— Ничего не знаю, — ответил лакей. — В доме у нас все кувырком пошло. Вчера вечером я передал кучеру приказание графа в семь утра подать карету цугом, чтоб ехать в Прэль; а в семь часов его сиятельство отменили свое распоряжение. Огюстен, графский камердинер, думает, что перемена вышла из-за приходившей к графу дамы; Огюстену показалось, будто она из Прэля.
— Неужто графу на господина Моро наговорили? Господин Моро человек честный, человек правильный, ума палата. Да что уж там толковать! Пожелай он только, он мог бы куда больше денег нажить, будьте покойны!..
— В таком случае напрасно он этого не сделал, — наставительно заметил лакей.
— Значит, господин де Серизи поселится, наконец, в Прэле, раз дом заново обставили и отделали? — спросил, помолчав, Пьеротен. — Правда, что на это уже израсходовали двести тысяч франков?
— Если бы у нас с вами было столько, сколько они сверх того израсходовали, мы бы жили барами. Да, если графиня туда пожалует, семье Моро не так вольготно будет, — сказал лакей с таинственным видом.
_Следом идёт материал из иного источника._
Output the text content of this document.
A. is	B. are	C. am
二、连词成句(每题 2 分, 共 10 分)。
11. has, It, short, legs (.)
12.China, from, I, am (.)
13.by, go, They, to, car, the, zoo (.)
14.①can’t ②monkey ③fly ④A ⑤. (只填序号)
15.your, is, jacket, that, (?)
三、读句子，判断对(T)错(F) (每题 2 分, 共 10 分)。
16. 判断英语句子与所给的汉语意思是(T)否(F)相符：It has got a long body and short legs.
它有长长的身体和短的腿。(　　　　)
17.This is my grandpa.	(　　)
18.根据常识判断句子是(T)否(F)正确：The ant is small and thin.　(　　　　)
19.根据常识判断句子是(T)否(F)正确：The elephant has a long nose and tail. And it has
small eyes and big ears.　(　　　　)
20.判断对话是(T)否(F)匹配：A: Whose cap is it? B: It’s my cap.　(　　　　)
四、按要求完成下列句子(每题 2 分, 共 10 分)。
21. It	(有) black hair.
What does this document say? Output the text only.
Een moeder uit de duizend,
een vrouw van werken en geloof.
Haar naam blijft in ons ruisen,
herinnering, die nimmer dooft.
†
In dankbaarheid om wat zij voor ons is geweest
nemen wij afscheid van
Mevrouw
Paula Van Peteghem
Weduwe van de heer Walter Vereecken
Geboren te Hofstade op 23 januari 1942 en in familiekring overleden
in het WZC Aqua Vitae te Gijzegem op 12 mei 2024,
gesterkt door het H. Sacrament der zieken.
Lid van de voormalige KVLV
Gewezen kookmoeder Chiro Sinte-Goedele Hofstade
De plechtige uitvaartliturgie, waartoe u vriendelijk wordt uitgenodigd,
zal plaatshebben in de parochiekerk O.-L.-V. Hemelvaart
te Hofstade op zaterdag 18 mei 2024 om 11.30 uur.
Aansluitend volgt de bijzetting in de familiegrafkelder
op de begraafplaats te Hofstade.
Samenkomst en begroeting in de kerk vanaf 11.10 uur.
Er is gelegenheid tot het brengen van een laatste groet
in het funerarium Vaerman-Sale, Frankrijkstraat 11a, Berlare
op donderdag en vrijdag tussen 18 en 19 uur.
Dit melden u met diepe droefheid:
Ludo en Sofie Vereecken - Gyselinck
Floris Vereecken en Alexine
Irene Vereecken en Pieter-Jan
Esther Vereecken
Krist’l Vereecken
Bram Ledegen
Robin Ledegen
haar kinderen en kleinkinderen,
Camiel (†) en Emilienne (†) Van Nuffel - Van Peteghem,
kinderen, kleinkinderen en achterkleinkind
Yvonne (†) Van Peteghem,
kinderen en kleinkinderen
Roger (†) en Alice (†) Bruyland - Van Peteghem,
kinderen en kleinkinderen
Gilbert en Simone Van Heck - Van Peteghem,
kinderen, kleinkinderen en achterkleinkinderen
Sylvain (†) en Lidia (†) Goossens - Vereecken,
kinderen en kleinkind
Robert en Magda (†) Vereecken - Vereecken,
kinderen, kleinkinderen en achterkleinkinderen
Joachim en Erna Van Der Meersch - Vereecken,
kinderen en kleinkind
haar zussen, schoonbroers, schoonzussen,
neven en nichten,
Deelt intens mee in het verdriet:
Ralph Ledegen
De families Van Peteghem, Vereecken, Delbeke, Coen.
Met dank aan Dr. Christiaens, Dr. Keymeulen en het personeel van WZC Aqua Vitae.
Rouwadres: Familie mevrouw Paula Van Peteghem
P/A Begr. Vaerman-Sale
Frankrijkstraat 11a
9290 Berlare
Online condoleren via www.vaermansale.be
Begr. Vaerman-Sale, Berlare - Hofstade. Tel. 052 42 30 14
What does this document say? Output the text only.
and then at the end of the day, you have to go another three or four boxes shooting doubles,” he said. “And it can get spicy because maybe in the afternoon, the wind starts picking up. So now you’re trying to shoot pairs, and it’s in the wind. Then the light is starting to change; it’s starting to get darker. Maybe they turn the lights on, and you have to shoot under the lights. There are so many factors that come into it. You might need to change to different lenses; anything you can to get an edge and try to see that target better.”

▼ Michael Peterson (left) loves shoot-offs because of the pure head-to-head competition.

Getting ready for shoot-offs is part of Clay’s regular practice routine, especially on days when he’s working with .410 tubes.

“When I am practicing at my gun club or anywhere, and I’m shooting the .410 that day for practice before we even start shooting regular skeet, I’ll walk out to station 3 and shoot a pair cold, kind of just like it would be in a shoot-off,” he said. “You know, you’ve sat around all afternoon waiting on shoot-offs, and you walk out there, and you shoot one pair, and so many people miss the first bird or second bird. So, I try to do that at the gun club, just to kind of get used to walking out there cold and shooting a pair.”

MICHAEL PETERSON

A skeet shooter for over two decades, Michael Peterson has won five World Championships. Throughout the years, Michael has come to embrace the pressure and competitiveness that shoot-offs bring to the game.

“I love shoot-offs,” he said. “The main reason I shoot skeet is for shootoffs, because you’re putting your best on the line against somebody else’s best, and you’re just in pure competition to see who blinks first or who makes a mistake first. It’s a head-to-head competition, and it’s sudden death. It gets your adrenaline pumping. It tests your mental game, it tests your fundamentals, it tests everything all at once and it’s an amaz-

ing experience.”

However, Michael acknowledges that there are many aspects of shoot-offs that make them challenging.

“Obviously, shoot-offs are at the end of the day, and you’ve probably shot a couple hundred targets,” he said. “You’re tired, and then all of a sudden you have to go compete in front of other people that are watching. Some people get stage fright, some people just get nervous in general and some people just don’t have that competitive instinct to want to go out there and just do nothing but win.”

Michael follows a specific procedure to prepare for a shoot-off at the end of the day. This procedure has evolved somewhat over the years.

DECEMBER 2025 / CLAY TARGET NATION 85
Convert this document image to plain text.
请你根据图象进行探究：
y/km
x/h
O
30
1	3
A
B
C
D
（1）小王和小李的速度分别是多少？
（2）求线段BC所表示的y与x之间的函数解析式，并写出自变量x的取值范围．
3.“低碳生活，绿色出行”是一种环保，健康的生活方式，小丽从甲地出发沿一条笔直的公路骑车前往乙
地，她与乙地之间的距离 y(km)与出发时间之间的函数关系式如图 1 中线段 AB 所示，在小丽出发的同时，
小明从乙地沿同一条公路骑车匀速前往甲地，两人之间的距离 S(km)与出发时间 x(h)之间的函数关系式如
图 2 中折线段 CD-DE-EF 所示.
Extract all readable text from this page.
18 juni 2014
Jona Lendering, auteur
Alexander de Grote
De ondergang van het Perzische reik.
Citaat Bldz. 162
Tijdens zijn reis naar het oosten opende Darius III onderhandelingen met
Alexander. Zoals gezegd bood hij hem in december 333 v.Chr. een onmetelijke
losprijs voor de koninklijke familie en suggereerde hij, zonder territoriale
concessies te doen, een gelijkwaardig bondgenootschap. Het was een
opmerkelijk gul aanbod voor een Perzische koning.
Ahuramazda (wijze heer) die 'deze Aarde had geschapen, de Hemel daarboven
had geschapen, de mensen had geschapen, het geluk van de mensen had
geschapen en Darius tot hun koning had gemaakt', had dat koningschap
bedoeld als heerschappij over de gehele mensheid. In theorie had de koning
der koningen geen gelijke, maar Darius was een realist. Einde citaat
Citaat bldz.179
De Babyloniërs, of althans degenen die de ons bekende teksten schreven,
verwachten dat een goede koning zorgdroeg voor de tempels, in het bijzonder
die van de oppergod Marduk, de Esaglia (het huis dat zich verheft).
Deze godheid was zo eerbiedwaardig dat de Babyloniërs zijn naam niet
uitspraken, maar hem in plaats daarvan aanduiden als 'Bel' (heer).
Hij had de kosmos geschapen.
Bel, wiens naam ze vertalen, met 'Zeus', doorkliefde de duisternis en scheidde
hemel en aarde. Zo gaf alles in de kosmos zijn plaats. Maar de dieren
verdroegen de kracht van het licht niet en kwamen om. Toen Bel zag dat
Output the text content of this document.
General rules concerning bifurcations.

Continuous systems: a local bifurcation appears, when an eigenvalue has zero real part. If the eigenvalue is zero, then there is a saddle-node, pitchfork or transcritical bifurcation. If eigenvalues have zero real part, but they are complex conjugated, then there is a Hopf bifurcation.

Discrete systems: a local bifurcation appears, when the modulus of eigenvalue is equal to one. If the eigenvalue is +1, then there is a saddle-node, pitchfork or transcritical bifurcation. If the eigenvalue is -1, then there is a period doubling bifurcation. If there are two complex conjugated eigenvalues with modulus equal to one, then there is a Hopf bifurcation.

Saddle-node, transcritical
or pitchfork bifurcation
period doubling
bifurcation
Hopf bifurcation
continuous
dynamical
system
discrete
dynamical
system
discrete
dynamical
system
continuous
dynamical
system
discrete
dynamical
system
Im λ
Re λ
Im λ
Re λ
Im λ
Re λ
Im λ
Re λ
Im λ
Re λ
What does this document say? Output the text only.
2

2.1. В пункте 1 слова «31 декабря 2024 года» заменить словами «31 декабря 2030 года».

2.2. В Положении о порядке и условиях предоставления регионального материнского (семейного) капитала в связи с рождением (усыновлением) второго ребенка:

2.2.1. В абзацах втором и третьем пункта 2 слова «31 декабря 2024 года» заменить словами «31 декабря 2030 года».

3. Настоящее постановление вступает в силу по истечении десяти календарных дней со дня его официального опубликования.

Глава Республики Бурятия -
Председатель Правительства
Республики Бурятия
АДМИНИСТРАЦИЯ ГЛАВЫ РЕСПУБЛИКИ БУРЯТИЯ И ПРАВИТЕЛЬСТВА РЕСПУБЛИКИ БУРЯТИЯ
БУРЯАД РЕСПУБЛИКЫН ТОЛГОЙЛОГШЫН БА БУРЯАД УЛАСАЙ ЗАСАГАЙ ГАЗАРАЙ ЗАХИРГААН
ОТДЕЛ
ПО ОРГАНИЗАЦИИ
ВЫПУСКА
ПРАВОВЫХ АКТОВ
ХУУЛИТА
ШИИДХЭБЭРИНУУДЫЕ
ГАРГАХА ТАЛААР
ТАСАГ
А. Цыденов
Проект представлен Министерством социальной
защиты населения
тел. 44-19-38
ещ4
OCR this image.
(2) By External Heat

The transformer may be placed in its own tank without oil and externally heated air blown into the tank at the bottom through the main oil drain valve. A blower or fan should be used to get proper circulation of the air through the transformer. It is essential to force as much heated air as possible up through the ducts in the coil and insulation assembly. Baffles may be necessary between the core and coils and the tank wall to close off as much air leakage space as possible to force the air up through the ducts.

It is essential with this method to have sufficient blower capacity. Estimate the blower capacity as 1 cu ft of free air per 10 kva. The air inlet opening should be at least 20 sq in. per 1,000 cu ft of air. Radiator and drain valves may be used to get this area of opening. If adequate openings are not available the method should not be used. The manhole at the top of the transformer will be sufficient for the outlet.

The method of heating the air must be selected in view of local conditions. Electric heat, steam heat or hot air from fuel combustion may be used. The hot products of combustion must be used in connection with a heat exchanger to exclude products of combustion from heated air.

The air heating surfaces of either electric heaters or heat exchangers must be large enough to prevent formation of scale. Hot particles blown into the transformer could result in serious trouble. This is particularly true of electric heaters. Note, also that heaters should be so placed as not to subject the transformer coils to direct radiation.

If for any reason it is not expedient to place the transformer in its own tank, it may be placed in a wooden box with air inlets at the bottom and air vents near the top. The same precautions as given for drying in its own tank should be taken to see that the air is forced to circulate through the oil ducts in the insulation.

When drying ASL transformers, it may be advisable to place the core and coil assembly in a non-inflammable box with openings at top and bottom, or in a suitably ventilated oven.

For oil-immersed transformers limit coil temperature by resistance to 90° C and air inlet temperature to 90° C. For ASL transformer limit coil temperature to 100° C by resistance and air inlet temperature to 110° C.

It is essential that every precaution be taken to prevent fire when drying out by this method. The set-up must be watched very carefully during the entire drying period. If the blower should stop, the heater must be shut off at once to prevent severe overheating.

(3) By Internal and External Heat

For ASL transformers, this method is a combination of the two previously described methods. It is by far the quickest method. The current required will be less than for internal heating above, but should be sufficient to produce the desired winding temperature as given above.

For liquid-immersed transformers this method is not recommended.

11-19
— Хороший человек господин Моро, — повторил Пьеротен, который не расстался еще с мыслью попросить тысячу франков у управляющего. — Работа у него не переводится, зря он не торгуется, из земли все, что можно, выжимает, да еще не для себя, а для хозяина! Правильный человек! Он часто ездит в Париж и всегда со мной, на чай не скупится и всякий раз дает поручения. Что ни день — Заказ, три-четыре покупки, и для самого и для супруги. На одних поручениях заработаешь пятьдесят франков в месяц. Сама, может, немножко нос и задирает, но детей своих любит; я за ними и в коллеж езжу и обратно их отвожу Каждый раз она мне сто су на чай дает, не хуже настоящей барыни. Зато и я, когда от них или к ним кого вожу, каждый раз к самым воротам зáмка подъезжаю… Надо же уважить, верно ведь?
— Говорят, у господина Моро ни гроша за душой не было, когда граф взял его управляющим в Прэль, — сказал лакей.
— Но за семнадцать-то лет, с 1806 года, мог же он что-нибудь нажить, — возразил Пьеротен.
— Что верно, то верно, — сказал лакей, пожав плечами. — Да, у господ бывают всякие причуды! Надеюсь, что Моро кое-чем попользовался.
— Я часто к вам на дом плетенки доставлял, в особняк, что на улице Шоссе-д'Антэн, да так ни разу и не сподобился увидать ваших господ.
— Его сиятельство хороший человек, — конфиденциально сообщил лакей, — но раз он хочет, чтобы вы не проговорились насчет его никтогнито, значит тут что-то кроется; по крайней мере вое в доме так думают, а то чего ради отменять карету цугом, чего ради ехать в «кукушке»? Неужто пэр Франции не в состоянии нанять коляску?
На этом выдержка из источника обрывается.